Software Architecture Concepts: [ Part 5] Key Characteristics of Distributed Systems

In this blog post we I will talk about some key characteristics of a highly scalable distributed system in particular:

  • Scalability Read Part 4
  • Reliability
  • Availability
  • Efficiency and Manageability.

Scalability

Scalability is the capability of a system, process, or a network to grow and manage increased demand. Any distributed system that can continuously evolve in order to support the growing amount of work is considered to be scalable.

A system needs to scale because of many reasons like increased data volume or increased amount of work, e.g., number of transactions. A scalable system would like to achieve this scaling without performance loss.

Horizontal vs. Vertical Scaling: Horizontal scaling means that you scale by adding more servers into your pool of resources (Scale out) whereas Vertical scaling means that you scale by adding more power (CPU, RAM, Storage, etc.) to an existing server (Scale Up).

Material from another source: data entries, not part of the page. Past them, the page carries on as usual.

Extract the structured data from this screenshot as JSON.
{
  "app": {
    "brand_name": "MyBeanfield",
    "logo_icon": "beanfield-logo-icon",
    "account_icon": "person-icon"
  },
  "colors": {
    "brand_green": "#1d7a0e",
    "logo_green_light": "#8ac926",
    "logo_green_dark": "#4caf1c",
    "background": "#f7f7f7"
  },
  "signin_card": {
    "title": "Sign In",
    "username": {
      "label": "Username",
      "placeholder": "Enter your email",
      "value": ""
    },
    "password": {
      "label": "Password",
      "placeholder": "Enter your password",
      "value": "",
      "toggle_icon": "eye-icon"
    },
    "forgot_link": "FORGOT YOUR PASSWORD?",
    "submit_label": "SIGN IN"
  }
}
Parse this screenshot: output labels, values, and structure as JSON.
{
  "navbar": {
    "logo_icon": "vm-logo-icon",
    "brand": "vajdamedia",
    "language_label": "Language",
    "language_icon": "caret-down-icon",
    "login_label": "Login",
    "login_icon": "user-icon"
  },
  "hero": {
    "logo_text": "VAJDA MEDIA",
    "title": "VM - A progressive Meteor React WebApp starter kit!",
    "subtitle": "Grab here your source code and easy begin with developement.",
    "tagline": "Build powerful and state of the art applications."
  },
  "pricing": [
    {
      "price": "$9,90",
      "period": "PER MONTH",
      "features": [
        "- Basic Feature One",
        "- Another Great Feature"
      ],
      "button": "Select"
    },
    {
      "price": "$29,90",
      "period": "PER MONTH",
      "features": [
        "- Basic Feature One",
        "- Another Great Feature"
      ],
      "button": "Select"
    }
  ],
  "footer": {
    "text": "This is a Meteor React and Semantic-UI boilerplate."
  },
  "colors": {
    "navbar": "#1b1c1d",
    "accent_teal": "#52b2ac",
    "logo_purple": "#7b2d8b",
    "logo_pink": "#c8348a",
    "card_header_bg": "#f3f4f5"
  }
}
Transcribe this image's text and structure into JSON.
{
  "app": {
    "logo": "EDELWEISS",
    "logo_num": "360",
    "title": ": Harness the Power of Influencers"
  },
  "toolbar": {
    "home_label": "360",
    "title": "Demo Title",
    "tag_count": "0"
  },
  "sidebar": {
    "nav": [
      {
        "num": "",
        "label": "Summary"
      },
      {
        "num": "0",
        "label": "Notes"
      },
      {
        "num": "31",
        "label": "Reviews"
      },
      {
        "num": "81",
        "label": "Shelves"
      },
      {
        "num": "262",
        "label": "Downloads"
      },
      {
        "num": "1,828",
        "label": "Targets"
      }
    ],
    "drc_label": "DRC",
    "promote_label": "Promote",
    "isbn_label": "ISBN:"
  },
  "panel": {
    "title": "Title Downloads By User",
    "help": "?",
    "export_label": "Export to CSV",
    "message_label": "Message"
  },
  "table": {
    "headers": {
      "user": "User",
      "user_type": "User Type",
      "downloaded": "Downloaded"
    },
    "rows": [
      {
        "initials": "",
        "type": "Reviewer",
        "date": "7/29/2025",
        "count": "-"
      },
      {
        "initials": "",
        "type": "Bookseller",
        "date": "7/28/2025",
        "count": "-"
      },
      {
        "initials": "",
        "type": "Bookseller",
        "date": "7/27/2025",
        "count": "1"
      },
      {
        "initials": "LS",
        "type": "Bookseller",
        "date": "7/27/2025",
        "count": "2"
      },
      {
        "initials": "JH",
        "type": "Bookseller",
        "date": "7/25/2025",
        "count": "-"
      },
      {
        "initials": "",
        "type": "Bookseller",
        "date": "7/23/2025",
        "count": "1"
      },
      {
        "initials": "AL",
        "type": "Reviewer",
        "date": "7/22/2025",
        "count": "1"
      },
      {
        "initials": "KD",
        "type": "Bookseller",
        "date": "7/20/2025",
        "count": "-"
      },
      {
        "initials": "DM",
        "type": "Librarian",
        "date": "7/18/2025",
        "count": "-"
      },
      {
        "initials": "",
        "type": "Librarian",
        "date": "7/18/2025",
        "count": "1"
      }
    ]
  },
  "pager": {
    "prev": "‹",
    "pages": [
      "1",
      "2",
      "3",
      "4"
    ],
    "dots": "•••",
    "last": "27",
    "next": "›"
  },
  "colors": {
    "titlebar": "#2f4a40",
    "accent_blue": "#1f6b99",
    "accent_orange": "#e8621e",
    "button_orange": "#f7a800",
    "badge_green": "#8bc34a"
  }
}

Good examples of horizontal scaling are Cassandra and MongoDB database systems as they both provide an easy way to scale horizontally by adding more machines to meet growing needs. Similarly, a good example of vertical scaling is MySQL as it allows for an easy way to scale vertically by switching from smaller to bigger machines. However, this process often involves downtime.

Reliability

By definition, reliability is the probability a system will fail in a given period. In simple terms, a distributed system is considered reliable if it keeps delivering its value even when one or several of its components fail. Reliability is one of the main characteristics of any distributed system, since in such systems any failing unit (machine) can always be replaced by another working (healthy) one, ensuring the completion of the requested task.

A reliable distributed system can achieve this through redundancy of both the software logic components and its stored data. If the server carrying the user’s messages fails, another server that has the exact replica of the data should replace it.

Redundancy has a cost and a reliable system has to pay that to achieve such resilience for services by eliminating every single point of failure.

Availability

By definition, availability is the time a system remains working to perform its required function in a specific period. It is a simple measure of the percentage of time that a system remains operational under normal conditions. A car that can be driven for many hours a month without much downtime can be said to have a high availability. Availability takes into account time needed for maintenance, repair, spares availability, and other factors. If a car is down for maintenance, it is considered not available during that time.

Reliability is availability over time considering the full range of possible real-world conditions that can occur. A carthat can make it through any possible hot weather is more reliable than one that has problems during summer.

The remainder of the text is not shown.